We loaded the munition on board ourselves, because there was no spare crew to help us. There was one pilot and no steward. Standard practice, in the rendition business. Better deniability. We figured the munition was about the size of a fat guy, so we strapped it upright in a seat of its own. Then we all three sat down, as far from it as we could get.
* * *
Ninety minutes out I went to the bathroom, and after that I steered the conversation back to rendition. I said, “These planes are modified, you know. They have some of the electronic interlocks taken out. You can open the door while you’re flying, for instance. Low and slow, over the water. They threaten to throw the prisoner out. All part of softening him up ahead of time.”
Then I said, “Actually, sometimes they do throw the prisoner out. On the way home, usually, after he’s spilled the beans. Too much trouble to do anything else, really.”
Then I said, “Which is what we’re going to do with the munition. We have to. We have no way of destroying it before we land, and we can’t let it suddenly reappear in the US, like it just escaped from the museum. And this is the perfect setup for corroboration. Because there’s three of us. Because we’re going to get questions. He needs to know for sure. So this way I can swear I saw you two drop it out the door, and you two can swear you saw it hit the water, and you can swear I was watching you do it. We can back each other up three ways.”
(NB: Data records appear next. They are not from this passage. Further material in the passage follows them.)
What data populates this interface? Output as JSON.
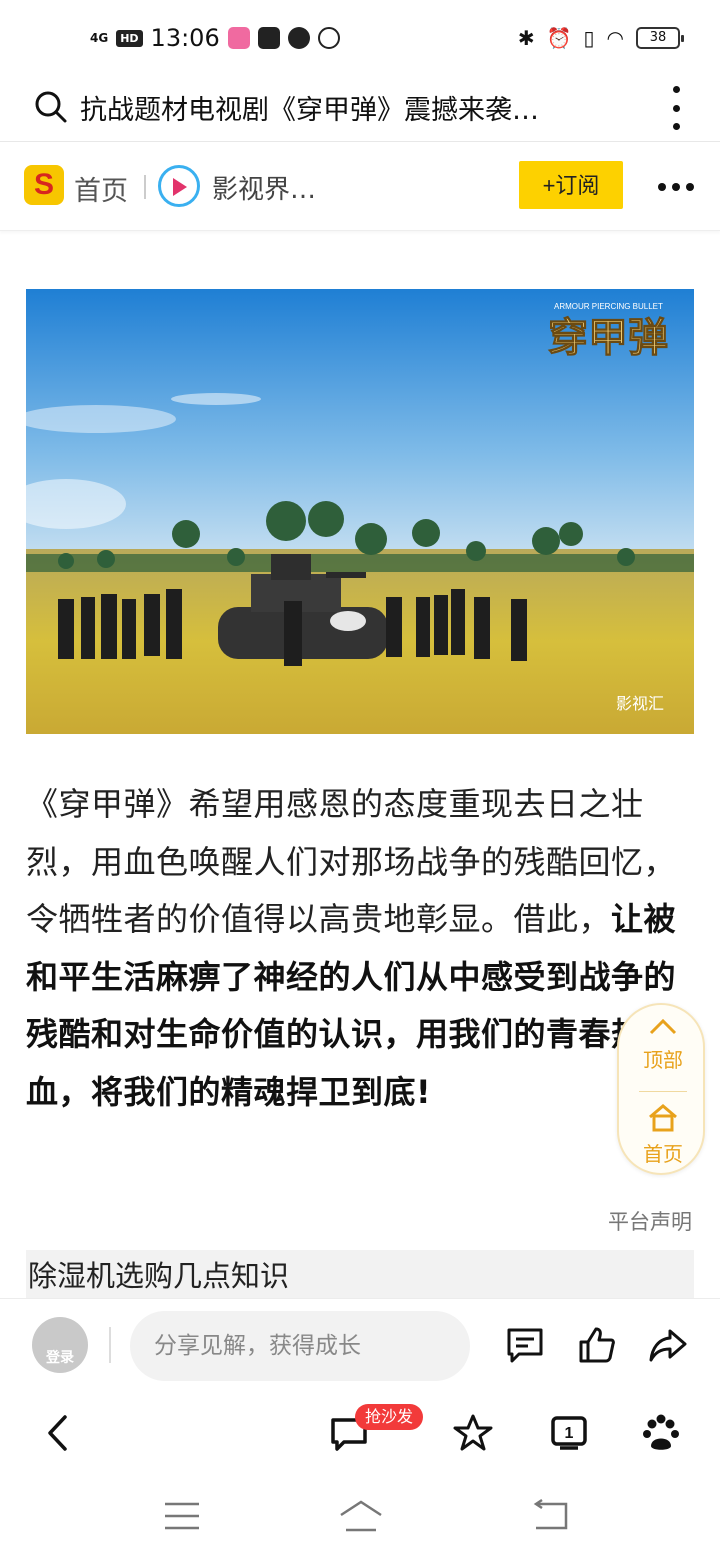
{
  "status_bar": {
    "network": "4G",
    "hd": "HD",
    "time": "13:06",
    "battery": "38"
  },
  "search_bar": {
    "title": "抗战题材电视剧《穿甲弹》震撼来袭…"
  },
  "nav_bar": {
    "logo_letter": "S",
    "home_label": "首页",
    "channel_name": "影视界…",
    "subscribe_label": "+订阅"
  },
  "photo": {
    "title_overlay": "穿甲弹",
    "subtitle_overlay": "ARMOUR PIERCING BULLET",
    "watermark": "影视汇"
  },
  "article": {
    "para_normal": "《穿甲弹》希望用感恩的态度重现去日之壮烈，用血色唤醒人们对那场战争的残酷回忆，令牺牲者的价值得以高贵地彰显。借此，",
    "para_bold": "让被和平生活麻痹了神经的人们从中感受到战争的残酷和对生命价值的认识，用我们的青春热血，将我们的精魂捍卫到底!",
    "disclaimer": "平台声明",
    "related_title": "除湿机选购几点知识"
  },
  "floating": {
    "top_label": "顶部",
    "home_label": "首页"
  },
  "comment_bar": {
    "avatar_label": "登录",
    "placeholder": "分享见解，获得成长"
  },
  "browser_bar": {
    "comment_badge": "抢沙发",
    "tab_count": "1"
  },
  "icons": [
    "search-icon",
    "more-vertical-icon",
    "more-horizontal-icon",
    "comment-list-icon",
    "thumb-up-icon",
    "share-icon",
    "back-icon",
    "comment-icon",
    "star-icon",
    "tabs-icon",
    "baidu-paw-icon",
    "menu-icon",
    "home-icon",
    "return-icon"
  ],
  "colors": {
    "accent_yellow": "#fdd100",
    "float_orange": "#e8a21c",
    "badge_red": "#f23a3a"
  }
}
Which all made sense, so we went low and slow and I opened the door. Salt air howled in, freezing cold, and the plane rocked and juddered. I stepped back, and the guy from Special Branch came first, sidewinding down the aisle, with one of the transport container’s straps hefted in his nicked and scarred left hand, and then came the munition itself, heavy, bobbing like a fat man in a hammock, and then came Carter, a strap in his right hand, shuffling sideways.
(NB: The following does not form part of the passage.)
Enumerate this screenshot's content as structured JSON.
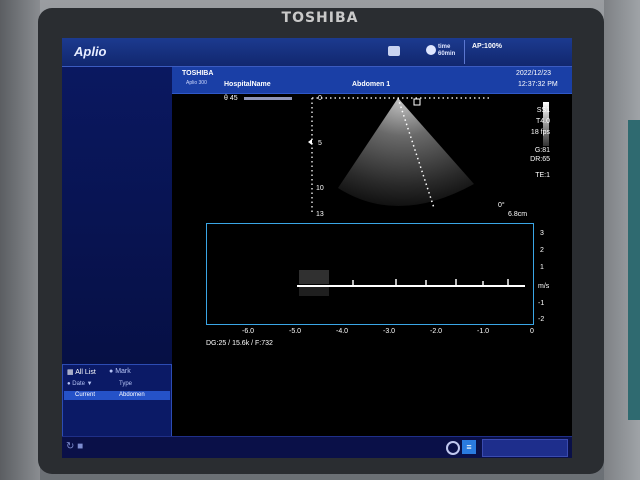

They got lined up side by side at the open door, their backs to me, each with a forearm up on the bulkhead to steady himself, the munition swinging slackly and bumping the floor between them. I said, “On three,” and I started counting the numbers out, and they hoisted the cylinder and began swinging it, and on three they opened their hands and the canvas straps jerked free and the cylinder sailed out in the air and was instantly whipped away by the slipstream. They kept their forearms on the bulkhead, looking out, craning, staring down, waiting for the splash, and I took out the gun I had collected from the bathroom and shot the guy from Special Branch in the lower back, not because of any sadistic tendency, but because of simple ballistics. If the slug went through-and-through, I wanted it to carry on into thin air, not hit the airframe.
I don’t think the bullet killed the guy. But the shock changed his day. He went all weak, and his forearm gave way, and he half fell and half got sucked out into the void. No sound. Just a blurred pinwheel as the currents caught him, and then a dot that got smaller, and then a tiny splash in the blue below, indistinguishable from a million white-crested waves.
I stepped up and helped Carter wrestle the door shut. He said, “I guess he knew too much.”
I said, “Way too much.”
We sat down, knee to knee.
* * *
Carter figured it out less than an hour later. He was not a dumb guy. He said, “If the warhead was a dummy, he could spin it like entrapment, like taking a major opponent out of the game. Or like economic warfare. Like a Robin Hood thing. He took a lot of bad money out of circulation, in exchange for a useless piece of junk. He could be the secret hero. The super-modest man.”